What is the asset swap spread and how is it used to assess relative value in fixed income?
My CFA fixed income material mentions asset swap spreads alongside Z-spreads and OAS. How is the asset swap spread calculated, and when would an analyst use it instead of Z-spread for relative value comparison?
The asset swap spread (ASW spread) is the spread over a reference rate (like SOFR or EURIBOR) that an investor earns by entering into an asset swap — buying a bond and simultaneously entering an interest rate swap to convert fixed coupons to floating.
Asset Swap Mechanics:
- Buy a fixed-rate bond at its market price (say 95% of par)

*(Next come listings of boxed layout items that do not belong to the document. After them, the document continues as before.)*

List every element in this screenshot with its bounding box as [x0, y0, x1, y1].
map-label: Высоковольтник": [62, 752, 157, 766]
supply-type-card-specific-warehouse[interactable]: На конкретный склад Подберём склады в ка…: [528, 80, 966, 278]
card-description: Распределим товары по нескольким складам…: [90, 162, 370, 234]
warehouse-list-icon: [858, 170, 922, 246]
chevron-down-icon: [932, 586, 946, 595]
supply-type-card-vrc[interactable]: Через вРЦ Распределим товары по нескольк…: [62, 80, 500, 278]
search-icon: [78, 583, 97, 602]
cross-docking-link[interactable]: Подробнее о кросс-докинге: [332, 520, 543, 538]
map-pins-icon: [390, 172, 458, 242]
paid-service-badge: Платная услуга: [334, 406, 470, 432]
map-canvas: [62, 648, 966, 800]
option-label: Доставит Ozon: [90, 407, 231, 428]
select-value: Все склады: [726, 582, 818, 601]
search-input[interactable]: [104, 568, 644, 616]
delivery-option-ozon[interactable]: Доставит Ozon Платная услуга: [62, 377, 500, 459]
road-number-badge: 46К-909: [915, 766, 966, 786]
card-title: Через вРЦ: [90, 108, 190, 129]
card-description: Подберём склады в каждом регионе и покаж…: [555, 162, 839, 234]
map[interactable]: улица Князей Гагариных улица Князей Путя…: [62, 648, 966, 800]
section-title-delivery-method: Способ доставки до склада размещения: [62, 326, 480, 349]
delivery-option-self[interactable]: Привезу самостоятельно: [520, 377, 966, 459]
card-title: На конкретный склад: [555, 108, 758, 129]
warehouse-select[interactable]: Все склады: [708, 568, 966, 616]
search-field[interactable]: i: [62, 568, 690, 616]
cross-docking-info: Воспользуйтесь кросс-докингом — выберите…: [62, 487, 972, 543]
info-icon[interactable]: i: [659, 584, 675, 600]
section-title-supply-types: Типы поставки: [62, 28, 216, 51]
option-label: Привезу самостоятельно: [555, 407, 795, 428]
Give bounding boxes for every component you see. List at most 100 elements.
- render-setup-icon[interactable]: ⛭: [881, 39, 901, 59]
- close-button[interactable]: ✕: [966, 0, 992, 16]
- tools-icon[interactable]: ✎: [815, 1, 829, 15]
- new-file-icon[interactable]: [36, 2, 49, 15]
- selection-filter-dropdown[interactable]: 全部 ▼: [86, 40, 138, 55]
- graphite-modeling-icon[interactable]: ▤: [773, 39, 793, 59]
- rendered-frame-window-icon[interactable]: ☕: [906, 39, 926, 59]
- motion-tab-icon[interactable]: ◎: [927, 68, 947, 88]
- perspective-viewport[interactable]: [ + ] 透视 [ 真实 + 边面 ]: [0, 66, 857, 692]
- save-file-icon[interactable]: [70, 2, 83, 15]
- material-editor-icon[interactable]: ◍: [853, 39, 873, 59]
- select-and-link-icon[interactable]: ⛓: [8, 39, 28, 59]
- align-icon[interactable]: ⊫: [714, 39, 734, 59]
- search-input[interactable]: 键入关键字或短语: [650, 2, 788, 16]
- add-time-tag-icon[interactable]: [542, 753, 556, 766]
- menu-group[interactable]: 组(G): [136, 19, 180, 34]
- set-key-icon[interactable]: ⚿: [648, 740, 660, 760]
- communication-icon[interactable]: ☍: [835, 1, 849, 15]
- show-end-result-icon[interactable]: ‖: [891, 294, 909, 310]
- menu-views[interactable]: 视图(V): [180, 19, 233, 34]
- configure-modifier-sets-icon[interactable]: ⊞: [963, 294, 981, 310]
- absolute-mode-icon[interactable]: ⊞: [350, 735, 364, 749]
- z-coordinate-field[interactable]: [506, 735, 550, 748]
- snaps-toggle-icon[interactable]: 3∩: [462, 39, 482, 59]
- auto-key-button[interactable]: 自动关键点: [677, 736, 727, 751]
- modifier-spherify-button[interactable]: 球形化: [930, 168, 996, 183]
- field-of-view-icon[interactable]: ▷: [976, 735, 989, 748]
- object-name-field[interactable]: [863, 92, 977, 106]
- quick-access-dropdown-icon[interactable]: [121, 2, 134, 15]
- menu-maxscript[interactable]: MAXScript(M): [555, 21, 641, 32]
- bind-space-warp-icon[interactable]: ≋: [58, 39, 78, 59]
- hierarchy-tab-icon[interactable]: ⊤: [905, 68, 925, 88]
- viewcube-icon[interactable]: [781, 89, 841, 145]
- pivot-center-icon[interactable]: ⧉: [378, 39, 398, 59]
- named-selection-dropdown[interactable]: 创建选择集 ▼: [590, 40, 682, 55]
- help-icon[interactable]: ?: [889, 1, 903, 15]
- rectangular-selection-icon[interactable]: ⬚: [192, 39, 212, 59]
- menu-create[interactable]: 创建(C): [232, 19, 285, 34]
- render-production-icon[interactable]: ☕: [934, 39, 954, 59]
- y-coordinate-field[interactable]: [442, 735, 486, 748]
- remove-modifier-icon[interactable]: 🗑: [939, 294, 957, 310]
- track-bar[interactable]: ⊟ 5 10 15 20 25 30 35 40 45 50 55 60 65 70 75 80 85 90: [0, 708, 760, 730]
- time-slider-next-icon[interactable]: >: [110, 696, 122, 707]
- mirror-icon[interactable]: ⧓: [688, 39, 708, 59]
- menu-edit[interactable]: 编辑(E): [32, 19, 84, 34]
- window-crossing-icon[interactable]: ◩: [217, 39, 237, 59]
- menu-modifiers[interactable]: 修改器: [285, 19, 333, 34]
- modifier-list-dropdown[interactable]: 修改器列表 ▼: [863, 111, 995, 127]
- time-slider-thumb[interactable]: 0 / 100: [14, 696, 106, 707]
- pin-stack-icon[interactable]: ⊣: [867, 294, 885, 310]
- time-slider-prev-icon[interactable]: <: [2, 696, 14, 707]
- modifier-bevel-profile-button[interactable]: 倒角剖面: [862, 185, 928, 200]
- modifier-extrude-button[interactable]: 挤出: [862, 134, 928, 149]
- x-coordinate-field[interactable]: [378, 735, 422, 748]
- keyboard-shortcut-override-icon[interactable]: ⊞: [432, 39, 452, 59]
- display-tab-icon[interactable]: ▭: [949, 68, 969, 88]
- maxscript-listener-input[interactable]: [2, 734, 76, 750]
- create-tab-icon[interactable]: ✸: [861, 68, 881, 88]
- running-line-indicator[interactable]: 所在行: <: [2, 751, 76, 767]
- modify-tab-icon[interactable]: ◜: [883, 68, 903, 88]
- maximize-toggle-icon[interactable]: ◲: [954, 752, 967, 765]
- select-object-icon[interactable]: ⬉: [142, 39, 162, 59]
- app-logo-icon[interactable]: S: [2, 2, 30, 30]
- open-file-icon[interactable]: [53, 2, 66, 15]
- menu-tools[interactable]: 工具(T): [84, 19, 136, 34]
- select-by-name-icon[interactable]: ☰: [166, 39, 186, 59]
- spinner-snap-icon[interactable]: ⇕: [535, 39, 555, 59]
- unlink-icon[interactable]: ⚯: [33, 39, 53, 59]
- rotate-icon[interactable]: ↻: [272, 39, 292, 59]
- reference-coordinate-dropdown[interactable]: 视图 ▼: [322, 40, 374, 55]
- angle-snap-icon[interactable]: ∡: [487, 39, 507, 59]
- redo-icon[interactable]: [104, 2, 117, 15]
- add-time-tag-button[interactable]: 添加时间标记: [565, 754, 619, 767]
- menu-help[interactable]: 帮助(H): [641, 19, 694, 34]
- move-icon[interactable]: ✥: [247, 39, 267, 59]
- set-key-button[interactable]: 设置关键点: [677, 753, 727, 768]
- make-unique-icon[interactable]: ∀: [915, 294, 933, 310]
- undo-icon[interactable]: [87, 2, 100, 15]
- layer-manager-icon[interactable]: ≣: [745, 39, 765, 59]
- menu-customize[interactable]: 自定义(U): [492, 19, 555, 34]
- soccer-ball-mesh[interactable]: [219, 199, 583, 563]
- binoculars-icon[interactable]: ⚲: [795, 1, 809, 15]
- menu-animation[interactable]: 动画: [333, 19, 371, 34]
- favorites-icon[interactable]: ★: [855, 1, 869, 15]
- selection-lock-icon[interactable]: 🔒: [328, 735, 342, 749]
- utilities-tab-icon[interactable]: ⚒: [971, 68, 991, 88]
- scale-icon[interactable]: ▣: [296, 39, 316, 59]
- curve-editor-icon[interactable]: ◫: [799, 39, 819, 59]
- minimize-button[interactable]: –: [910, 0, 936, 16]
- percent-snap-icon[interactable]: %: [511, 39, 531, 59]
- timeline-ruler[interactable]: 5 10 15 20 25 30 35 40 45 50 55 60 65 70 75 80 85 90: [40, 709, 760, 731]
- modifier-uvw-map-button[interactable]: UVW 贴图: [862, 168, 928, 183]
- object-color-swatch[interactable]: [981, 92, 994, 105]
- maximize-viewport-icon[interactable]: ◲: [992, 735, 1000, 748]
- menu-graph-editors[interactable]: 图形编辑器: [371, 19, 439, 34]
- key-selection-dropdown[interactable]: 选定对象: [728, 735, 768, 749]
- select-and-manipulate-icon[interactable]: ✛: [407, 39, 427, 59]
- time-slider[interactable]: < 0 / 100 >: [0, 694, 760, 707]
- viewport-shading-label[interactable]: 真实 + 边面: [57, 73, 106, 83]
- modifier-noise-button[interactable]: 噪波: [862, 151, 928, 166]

- Enter an interest rate swap where you:
- Pay the bond's fixed coupon to the swap counterparty
- Receive SOFR + ASW spread from the counterparty
- At maturity, receive par from the bond
The ASW Spread Compensates For:
- Credit risk of the bond issuer
- The bond's price deviation from par (par/off-par adjustment)
- Any embedded options
Calculation Example:
Merrifield Corp 5-year bond:
- Coupon: 5.0% (annual)
- Market price: 96.5 (below par)
- 5-year swap rate: 4.2%
- Bond yield: 5.78%
Simplified ASW spread:
ASW spread (approx) = Bond yield - Swap rate = 5.78% - 4.2% = 158 bps
But the exact calculation adjusts for the purchase at a discount:
The investor pays 96.5 for the bond but receives par (100) at maturity. This 3.5-point gain is amortized over 5 years, adding approximately 70 bps/year. However, the swap is structured at par, creating a present-value adjustment.
ASW Spread vs. Z-Spread:
| Feature | ASW Spread | Z-Spread |
|---|---|---|
| Benchmark | Swap curve | Government spot curve |
| Par/off-par sensitivity | Affected by bond price | Not affected |
| Counterparty risk | Includes swap counterparty risk | Does not |
| Market convention | Used in Europe, bank trading desks | Used in US, buy-side analysis |
| Interpretation | Spread over LIBOR/SOFR for holding the bond | Constant spread over risk-free curve |
When to Use ASW Spread:
- Bank portfolios: Banks fund at SOFR, so ASW spread directly measures the carry over funding costs
- Relative value across issuers: Compare ASW spreads of similarly rated bonds to identify cheap/rich securities
- Basis trading: If ASW spread diverges from CDS spread, a basis trade opportunity exists
Basis Trade Opportunity:
If ASW spread = 160 bps but CDS spread = 130 bps:
- Buy the bond + asset swap (earn 160 bps)
- Buy CDS protection (pay 130 bps)
- Net carry = 30 bps with hedged credit risk
CFA Exam Tip: Know when ASW spread vs. Z-spread is appropriate and understand the basis trade concept.